Mit unermüdlicher Ausdauer und großem Schaffensdrang wurden die Platanenfindlinge bearbeitet. Es herrschte ein geschäftiges Treiben, das nur durch den Aufruf zur Mittagspause und die knurrenden Mägen der Kinder unterbrochen werden konnte. Nach einer kleinen Stärkung nahmen die Aktivitäten bis zum Ausklingen des Nachmittags ihren Lauf. Zu beobachten war, dass dieser erste Tag vor allem auch ein Experimentieren mit Werkzeugen und Materialien war. So wurden etwa die Specksteine zu glatten, glänzenden Steinen bearbeitet, ohne ihre Form zu verändern; und in der Holzwerkstatt wurden Bretter gesägt, zusammengenagelt oder mit Heißklebepistole geklebt.

2. Tag

Aktivitäten: Bearbeiten der Findlinge, Speckstein, Figurenwerkstatt, Anmalen der Bäume

Unter Anleitung der Kunstpädagogin Catharina Wagner, fand das neue Angebot „Anmalen der Bäume“ statt. Zu diesem Zwecke rührten die Kinder eine weiße Grundfarbe, bestehend aus Kalk, Quark, Wasser und Hirschhornsalz (1) an.
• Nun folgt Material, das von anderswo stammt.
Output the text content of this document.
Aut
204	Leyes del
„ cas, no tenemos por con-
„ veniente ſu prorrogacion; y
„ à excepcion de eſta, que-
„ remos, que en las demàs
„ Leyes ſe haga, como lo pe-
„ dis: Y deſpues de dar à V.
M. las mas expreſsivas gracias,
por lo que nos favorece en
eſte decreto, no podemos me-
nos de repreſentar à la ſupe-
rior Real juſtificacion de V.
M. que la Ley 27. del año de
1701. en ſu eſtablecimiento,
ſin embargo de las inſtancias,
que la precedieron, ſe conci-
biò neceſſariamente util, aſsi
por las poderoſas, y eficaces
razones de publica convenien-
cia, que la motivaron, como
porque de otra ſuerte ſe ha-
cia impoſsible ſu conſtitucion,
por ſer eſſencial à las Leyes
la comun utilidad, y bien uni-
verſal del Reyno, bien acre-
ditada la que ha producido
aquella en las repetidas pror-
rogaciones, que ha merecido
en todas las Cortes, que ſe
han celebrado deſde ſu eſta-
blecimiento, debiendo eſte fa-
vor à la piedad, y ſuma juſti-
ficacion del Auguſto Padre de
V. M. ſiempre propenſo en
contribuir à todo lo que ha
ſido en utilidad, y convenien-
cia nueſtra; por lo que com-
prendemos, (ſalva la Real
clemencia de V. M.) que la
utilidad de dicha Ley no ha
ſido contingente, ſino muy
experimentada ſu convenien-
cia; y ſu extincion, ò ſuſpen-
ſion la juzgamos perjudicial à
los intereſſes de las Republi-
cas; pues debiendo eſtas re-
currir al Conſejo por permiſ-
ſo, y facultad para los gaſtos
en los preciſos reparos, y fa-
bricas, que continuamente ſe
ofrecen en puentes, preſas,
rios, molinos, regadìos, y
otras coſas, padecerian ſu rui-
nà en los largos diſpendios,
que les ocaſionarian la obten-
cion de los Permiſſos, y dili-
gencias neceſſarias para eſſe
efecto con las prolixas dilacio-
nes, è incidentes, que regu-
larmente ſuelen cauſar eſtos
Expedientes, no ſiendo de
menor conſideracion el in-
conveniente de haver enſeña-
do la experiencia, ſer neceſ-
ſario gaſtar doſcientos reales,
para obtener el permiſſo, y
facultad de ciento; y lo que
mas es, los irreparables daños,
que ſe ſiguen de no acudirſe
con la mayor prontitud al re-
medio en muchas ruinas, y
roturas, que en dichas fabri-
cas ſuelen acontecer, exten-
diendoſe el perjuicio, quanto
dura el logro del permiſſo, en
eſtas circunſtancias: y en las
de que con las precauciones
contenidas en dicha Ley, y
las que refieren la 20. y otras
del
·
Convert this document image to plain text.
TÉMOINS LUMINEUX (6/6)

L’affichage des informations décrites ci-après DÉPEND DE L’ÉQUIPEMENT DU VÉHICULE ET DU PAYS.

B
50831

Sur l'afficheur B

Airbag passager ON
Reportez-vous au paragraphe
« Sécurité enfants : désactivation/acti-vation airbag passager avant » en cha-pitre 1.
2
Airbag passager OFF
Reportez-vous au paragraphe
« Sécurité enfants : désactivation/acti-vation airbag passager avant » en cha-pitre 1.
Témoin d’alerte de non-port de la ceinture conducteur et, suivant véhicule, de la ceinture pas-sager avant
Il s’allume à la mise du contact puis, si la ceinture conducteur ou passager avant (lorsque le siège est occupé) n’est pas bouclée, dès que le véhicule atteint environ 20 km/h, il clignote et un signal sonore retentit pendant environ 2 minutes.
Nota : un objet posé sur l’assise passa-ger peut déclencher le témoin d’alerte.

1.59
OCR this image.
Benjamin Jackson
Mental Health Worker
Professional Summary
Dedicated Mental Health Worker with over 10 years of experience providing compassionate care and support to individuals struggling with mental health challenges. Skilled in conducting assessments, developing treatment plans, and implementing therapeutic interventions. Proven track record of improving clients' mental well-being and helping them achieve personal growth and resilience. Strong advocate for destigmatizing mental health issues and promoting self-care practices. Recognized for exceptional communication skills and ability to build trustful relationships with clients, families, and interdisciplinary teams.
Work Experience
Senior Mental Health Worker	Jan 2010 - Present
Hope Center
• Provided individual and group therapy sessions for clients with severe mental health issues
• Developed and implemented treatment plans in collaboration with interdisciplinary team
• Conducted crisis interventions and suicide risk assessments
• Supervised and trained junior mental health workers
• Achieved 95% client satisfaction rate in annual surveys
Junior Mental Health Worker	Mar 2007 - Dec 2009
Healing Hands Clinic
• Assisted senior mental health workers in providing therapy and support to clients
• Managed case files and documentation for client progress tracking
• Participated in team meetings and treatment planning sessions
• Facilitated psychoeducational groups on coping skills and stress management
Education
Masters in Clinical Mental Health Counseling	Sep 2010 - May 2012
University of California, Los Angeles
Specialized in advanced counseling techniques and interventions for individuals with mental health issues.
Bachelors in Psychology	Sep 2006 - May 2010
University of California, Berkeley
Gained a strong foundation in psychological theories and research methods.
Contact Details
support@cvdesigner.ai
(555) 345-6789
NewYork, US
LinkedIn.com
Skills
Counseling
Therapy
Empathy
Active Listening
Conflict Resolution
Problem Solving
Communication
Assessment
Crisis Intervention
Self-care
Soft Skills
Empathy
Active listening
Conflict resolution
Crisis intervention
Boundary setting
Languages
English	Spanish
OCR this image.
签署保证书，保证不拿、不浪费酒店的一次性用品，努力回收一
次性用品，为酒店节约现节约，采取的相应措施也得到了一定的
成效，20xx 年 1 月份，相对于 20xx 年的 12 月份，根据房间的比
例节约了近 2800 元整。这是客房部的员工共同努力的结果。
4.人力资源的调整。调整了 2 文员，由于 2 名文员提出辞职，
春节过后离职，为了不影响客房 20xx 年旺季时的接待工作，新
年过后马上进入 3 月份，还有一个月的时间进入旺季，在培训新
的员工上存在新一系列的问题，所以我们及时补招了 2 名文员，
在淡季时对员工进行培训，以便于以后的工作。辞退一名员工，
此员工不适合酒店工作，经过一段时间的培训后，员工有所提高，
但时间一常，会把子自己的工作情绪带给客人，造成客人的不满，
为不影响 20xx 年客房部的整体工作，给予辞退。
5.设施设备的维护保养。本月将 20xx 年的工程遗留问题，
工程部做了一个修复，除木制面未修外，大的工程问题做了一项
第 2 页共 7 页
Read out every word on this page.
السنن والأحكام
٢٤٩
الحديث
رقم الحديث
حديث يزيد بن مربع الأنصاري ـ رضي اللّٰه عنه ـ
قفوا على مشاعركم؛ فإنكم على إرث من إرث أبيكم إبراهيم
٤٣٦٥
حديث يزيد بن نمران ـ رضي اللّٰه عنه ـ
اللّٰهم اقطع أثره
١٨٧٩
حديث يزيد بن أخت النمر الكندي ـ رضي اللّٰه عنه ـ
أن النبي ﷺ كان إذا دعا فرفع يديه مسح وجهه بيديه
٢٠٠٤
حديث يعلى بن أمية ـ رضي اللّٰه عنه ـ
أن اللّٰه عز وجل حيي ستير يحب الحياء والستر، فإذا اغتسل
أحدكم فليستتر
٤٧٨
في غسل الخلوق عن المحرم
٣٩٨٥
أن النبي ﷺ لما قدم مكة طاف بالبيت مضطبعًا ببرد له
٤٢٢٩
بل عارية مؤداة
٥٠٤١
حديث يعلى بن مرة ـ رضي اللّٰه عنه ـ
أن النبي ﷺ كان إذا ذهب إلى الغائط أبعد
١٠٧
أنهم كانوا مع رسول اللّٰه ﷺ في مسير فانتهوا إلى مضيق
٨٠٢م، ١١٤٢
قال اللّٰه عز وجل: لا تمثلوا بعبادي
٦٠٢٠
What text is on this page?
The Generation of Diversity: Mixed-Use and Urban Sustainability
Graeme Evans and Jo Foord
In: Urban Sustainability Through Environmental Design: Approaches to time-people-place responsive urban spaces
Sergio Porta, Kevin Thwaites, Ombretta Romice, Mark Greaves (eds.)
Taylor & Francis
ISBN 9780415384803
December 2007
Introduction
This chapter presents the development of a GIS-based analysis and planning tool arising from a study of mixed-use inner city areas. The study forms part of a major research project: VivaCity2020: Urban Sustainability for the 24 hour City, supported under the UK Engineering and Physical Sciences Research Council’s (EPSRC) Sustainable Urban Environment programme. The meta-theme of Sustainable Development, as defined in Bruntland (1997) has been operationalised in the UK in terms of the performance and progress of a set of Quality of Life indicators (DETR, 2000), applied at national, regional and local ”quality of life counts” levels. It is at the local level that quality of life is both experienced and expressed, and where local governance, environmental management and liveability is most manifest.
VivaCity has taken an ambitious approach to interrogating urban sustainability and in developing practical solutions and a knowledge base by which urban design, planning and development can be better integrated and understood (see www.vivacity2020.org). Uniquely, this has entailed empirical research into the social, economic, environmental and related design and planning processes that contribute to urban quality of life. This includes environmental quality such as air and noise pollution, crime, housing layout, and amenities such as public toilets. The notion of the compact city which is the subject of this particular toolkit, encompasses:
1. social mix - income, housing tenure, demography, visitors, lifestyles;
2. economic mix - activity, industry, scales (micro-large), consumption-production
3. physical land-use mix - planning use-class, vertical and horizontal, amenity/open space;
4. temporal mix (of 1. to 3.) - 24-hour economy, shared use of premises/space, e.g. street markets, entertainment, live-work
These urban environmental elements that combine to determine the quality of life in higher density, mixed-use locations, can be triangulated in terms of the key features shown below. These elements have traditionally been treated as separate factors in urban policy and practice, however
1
Anschließend suchten sich die jungen Künstler einen von der Art zu ihnen passenden Baum und grundierten diesen mit der vorbereiteten Farbe. Nach dem Antrocknen sollten die Bäume dann mit bunten Farben versehen werden. Offensichtlich machte diese Aktion den Kindern sehr großen Spaß und es war ein nachhaltiges Erlebnis, zu beobachten, wie sehr sich die Kinder mit „ihren“ Bäumen identifizierten. Manche umarmten gar „ihren“ Baum und bezeichneten ihn als „mein Freund“. So entstand im Wald ein von den Kindern geschaffener Pfad, durch den gleichzeitig der Aktionsradius erweitert wurde und neues “ Gebiet“ erobert werden konnte. Einige Platanenfindlinge konnten zum Ende des Nachmittags schon fertig gestellt werden, und die Speckstein- und Holzwerkstatt waren zum Ende des Nachmittags noch voll im Gange. Der ungebremste Ideenreichtum der Kinder führte in der Holzwerkstatt zu den ersten fertigen Holzfiguren(Wächterfiguren), die auch schon an diesem Tag teilweise mit Dispersionsfarbe angemalt wurden. Auch die Specksteine nahmen zunehmend mehr Gestalt an; dies in Form von Fischen, Seehunden und anderen Figuren.


3. Tag

Aktivitäten: Findlinge schnitzen, Figurenwerkstatt, Bäume anmalen, Nestbau

Das Schnitzen der Findlinge wurde inzwischen von einer Spielbusmitarbeiterin begleitet und unterstützt, sodass der Künstler Dieter Wagner den Nestbau beginnen konnte. Dazu begab er sich mit den Kindern in den Wald. Erst einmal wurde ein geeigneter Platz für das Projekt „Nest mit Ei“ ausgekundschaftet. Es fand sich ein zauberhafter Platz im direkt angrenzenden Gehölz, an dem es verblüffenderweise alte, hohe Weißdornbäume gab, die im Halbkreis gewachsen waren – der „perfekte Ort“ für dieses Vorhaben! Dieter Wagner erläuterte die mythologische Bedeutung des Weißdorns: Schutz vor bösen Zauberern und Hexen!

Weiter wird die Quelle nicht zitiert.